Я улыбнулась и согласилась. Его лицо просветлело. Я ничего больше не говорила за завтраком и помалкивала, пока мы скакали нашими полями, мимо начинающей колоситься пшеницы. Гарри уверенно держал путь к маленькой лощине, там он спешился и обернулся, чтобы помочь мне.
Я продолжала сидеть, не двигаясь и опустив глаза. Я видела, что его уверенность поколебалась.
— Ты обещал мне галоп, — легко напомнила я.
— Я был дураком, Беатрис, — ответил он мне на это. — Я был сумасшедшим, и ты должна простить меня. Пожалуйста, забудь вчерашний день, помни лишь то, что было накануне. Ты подарила мне наслаждение, так не отнимай же его. Накажи меня как-нибудь по-другому, но не будь так жестока. Не обрекай меня на одинокую жизнь в одном доме с тобой! Видеть тебя каждый день и не сметь коснуться тебя! Не обрекай меня на эту живую смерть, Беатрис!
Его голос прервался от рыданий, и, взглянув в его лицо, я увидела как дрожат его губы. Я наклонилась вперед и позволила ему помочь мне спрыгнуть с седла. Но я сразу же высвободилась, едва мои ноги коснулись земли. Его глаза были подернуты влагой желания, и я знала, что мои сейчас совсем потемнели. Медленная горячая волна заливала меня, и мое самообладание таяло очень быстро. Мой гнев на Гарри и желание оказаться под ним слились в одну странную любовь-ненависть. Изо всей силы я ударила его по правой щеке, так сильно, как только могла, а затем, отступив на шаг, по левой.
Инстинктивно он отдернул голову назад и, потеряв равновесие, пошатнулся. Я шагнула к нему и, все еще влекомая гневом, сильно ударила его в ребра. Со стоном наслаждения он упал на траву и поцеловал кончики моих сапог. Я сдернула с себя платье и бросилась на него как дикая кошка. Мы оба застонали от восторга, когда я уселась на него верхом. Я продолжала колотить его грудь, шею, лицо своими затянутыми в перчатки руками, пока экстаз не бросил меня, как упавшее дерево, ему на грудь. Мы оба долго лежали неподвижно как мертвые. Я победила.
ГЛАВА 7
На следующий день я отправилась с визитом к Селии. Мама тоже поехала со мной, и они с леди Хаверинг уединились в будуаре с образчиками материй на подвенечное платье, чаем и пирожными, пока Селия и я бродили вдвоем по дорожкам сада.
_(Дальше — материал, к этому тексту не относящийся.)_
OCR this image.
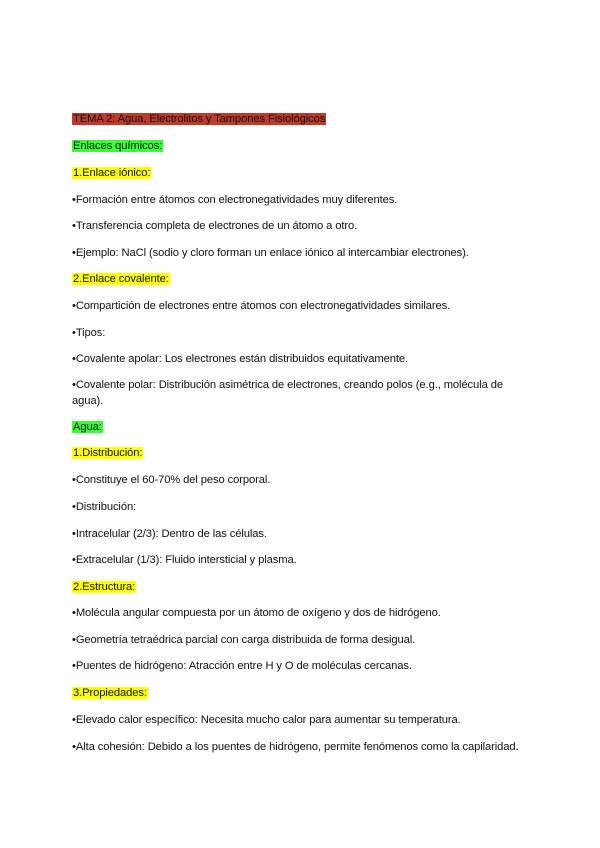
TEMA 2: Agua, Electrolitos y Tampones Fisiológicos
Enlaces químicos:
1.Enlace iónico:
•Formación entre átomos con electronegatividades muy diferentes.
•Transferencia completa de electrones de un átomo a otro.
•Ejemplo: NaCl (sodio y cloro forman un enlace iónico al intercambiar electrones).
2.Enlace covalente:
•Compartición de electrones entre átomos con electronegatividades similares.
•Tipos:
•Covalente apolar: Los electrones están distribuidos equitativamente.
•Covalente polar: Distribución asimétrica de electrones, creando polos (e.g., molécula de agua).
Agua:
1.Distribución:
•Constituye el 60-70% del peso corporal.
•Distribución:
•Intracelular (2/3): Dentro de las células.
•Extracelular (1/3): Fluido intersticial y plasma.
2.Estructura:
•Molécula angular compuesta por un átomo de oxígeno y dos de hidrógeno.
•Geometría tetraédrica parcial con carga distribuida de forma desigual.
•Puentes de hidrógeno: Atracción entre H y O de moléculas cercanas.
3.Propiedades:
•Elevado calor específico: Necesita mucho calor para aumentar su temperatura.
•Alta cohesión: Debido a los puentes de hidrógeno, permite fenómenos como la capilaridad.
Хаверинг Холл был значительно больше, чем наш дом. С самого начала он был задуман как дворец, в то время как Вайдекр всегда был лишь мелкопоместной усадьбой, конечно, просторной и комфортабельной, но, прежде всего, уютным домом для семьи. Огромное здание Хаверинга, перестроенное в прошлом веке в популярном тогда стиле барокко, обладало множеством каменных гирлянд, ниш со стоящими там статуями и портиками над каждым окном. Те, кому нравился такой стиль, считали его действительно шедевром, я же находила его слишком вычурным и помпезным. Мне нравились больше чистые и строгие линии моего дома, с окнами дающими свет, а не затененными всякими нелепостями.
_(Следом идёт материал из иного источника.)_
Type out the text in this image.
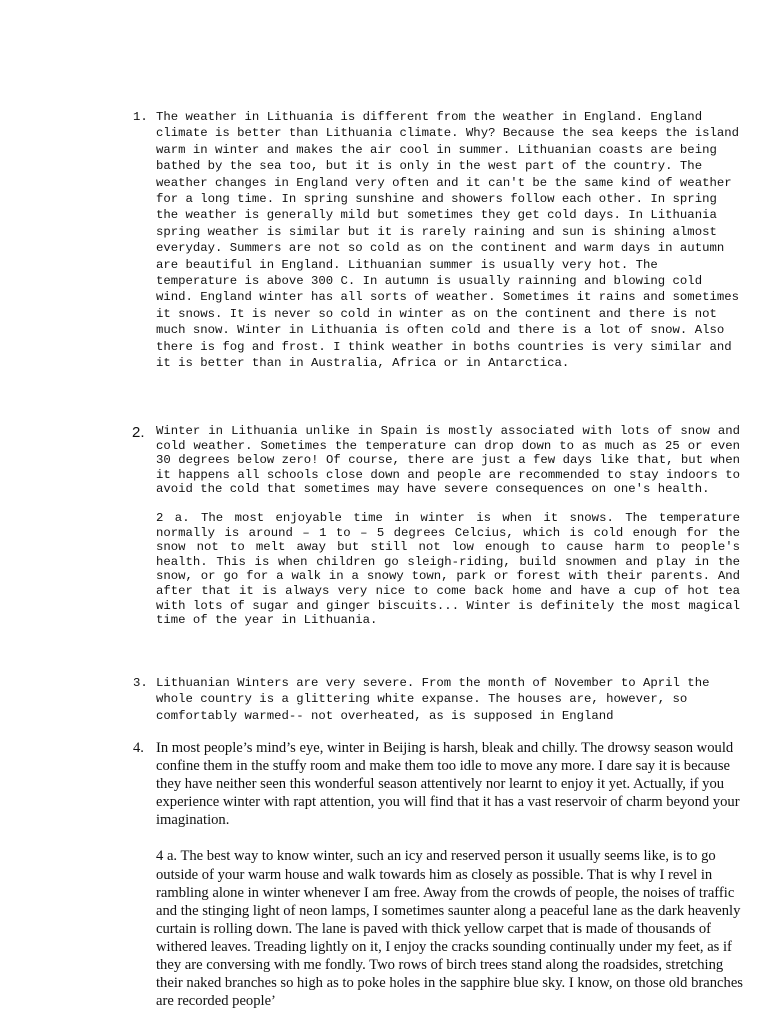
1. The weather in Lithuania is different from the weather in England. England climate is better than Lithuania climate. Why? Because the sea keeps the island warm in winter and makes the air cool in summer. Lithuanian coasts are being bathed by the sea too, but it is only in the west part of the country. The weather changes in England very often and it can't be the same kind of weather for a long time. In spring sunshine and showers follow each other. In spring the weather is generally mild but sometimes they get cold days. In Lithuania spring weather is similar but it is rarely raining and sun is shining almost everyday. Summers are not so cold as on the continent and warm days in autumn are beautiful in England. Lithuanian summer is usually very hot. The temperature is above 300 C. In autumn is usually rainning and blowing cold wind. England winter has all sorts of weather. Sometimes it rains and sometimes it snows. It is never so cold in winter as on the continent and there is not much snow. Winter in Lithuania is often cold and there is a lot of snow. Also there is fog and frost. I think weather in boths countries is very similar and it is better than in Australia, Africa or in Antarctica.

2. Winter in Lithuania unlike in Spain is mostly associated with lots of snow and cold weather. Sometimes the temperature can drop down to as much as 25 or even 30 degrees below zero! Of course, there are just a few days like that, but when it happens all schools close down and people are recommended to stay indoors to avoid the cold that sometimes may have severe consequences on one's health.

2 a. The most enjoyable time in winter is when it snows. The temperature normally is around – 1 to – 5 degrees Celcius, which is cold enough for the snow not to melt away but still not low enough to cause harm to people's health. This is when children go sleigh-riding, build snowmen and play in the snow, or go for a walk in a snowy town, park or forest with their parents. And after that it is always very nice to come back home and have a cup of hot tea with lots of sugar and ginger biscuits... Winter is definitely the most magical time of the year in Lithuania.

3. Lithuanian Winters are very severe. From the month of November to April the whole country is a glittering white expanse. The houses are, however, so comfortably warmed-- not overheated, as is supposed in England

4. In most people’s mind’s eye, winter in Beijing is harsh, bleak and chilly. The drowsy season would confine them in the stuffy room and make them too idle to move any more. I dare say it is because they have neither seen this wonderful season attentively nor learnt to enjoy it yet. Actually, if you experience winter with rapt attention, you will find that it has a vast reservoir of charm beyond your imagination.

4 a. The best way to know winter, such an icy and reserved person it usually seems like, is to go outside of your warm house and walk towards him as closely as possible. That is why I revel in rambling alone in winter whenever I am free. Away from the crowds of people, the noises of traffic and the stinging light of neon lamps, I sometimes saunter along a peaceful lane as the dark heavenly curtain is rolling down. The lane is paved with thick yellow carpet that is made of thousands of withered leaves. Treading lightly on it, I enjoy the cracks sounding continually under my feet, as if they are conversing with me fondly. Two rows of birch trees stand along the roadsides, stretching their naked branches so high as to poke holes in the sapphire blue sky. I know, on those old branches are recorded people’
Сад Хаверинг Холла, в то же время, что и дом, пришел в еще большее запустение. Дорожки, окаймлявшие прямоугольные клумбы и ровную круглую площадку перед домом, напоминали передвижение скучной пешки по шахматной доске. В центре сада был запланирован квадратный пруд с плещущимися в нем карпами, цветущими водяными лилиями и бьющими фонтанами.
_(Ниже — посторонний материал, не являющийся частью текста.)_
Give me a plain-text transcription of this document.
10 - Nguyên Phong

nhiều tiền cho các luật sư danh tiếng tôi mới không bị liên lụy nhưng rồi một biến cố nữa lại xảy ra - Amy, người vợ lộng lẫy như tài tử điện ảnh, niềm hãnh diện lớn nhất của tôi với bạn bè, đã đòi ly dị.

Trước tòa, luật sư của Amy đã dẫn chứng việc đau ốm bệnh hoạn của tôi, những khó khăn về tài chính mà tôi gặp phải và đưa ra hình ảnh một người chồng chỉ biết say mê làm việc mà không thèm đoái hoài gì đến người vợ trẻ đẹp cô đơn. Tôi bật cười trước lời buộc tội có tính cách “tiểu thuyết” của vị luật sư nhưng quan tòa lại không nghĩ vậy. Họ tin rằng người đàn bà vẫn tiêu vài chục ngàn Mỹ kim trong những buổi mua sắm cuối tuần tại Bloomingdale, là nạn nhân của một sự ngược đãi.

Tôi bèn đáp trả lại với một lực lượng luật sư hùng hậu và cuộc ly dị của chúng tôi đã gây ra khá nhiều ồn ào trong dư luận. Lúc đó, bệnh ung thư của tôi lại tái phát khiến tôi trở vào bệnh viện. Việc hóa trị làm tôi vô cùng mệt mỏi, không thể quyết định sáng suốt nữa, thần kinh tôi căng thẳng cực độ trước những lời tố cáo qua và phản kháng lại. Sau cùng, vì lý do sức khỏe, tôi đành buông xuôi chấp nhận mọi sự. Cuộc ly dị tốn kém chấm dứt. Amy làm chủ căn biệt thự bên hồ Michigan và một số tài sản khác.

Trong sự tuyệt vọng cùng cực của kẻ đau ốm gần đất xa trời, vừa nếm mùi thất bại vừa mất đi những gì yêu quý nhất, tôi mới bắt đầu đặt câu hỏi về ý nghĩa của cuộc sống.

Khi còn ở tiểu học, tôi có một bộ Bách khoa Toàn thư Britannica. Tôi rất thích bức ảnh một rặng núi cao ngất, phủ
В действительности же пруд высох почти сразу, так как в нем оказалась течь и некому было найти и исправить ее. Фонтан вообще так и не появился, так как давление воды было слишком низким, и, когда насосы остановились, он замолк навсегда. Карпы осчастливили только цапель и никого больше.
Цветущие клумбы, правда, все еще сохраняли свою солдатскую прямизну, но растущие на них розы уже трудно было разглядеть среди возвышающихся в человеческий рост сорняков. Эти сорняки напоминали мне дикие цветы Вайдекра — кипрей, наперстянку, но здесь они говорили об упадке и запустении. Дамы Хаверинга — мать Селии, ее четыре сводные сестры и она сама — предпочитали гулять по саду, всплескивая руками при виде такого запустения, но ничего не предпринимая. За неделю двое работников привели бы здесь все в порядок, но никому и в голову не приходило нанять их, и сад, как и сама ферма, постепенно приходил в упадок.
— Это — позор, — признавала Селия, — но в доме еще хуже. Там так мрачно от этой мебели, закрытой пыльными чехлами. Повсюду расставлены кувшины на случай дождя. А зимой мы в нем просто замерзаем.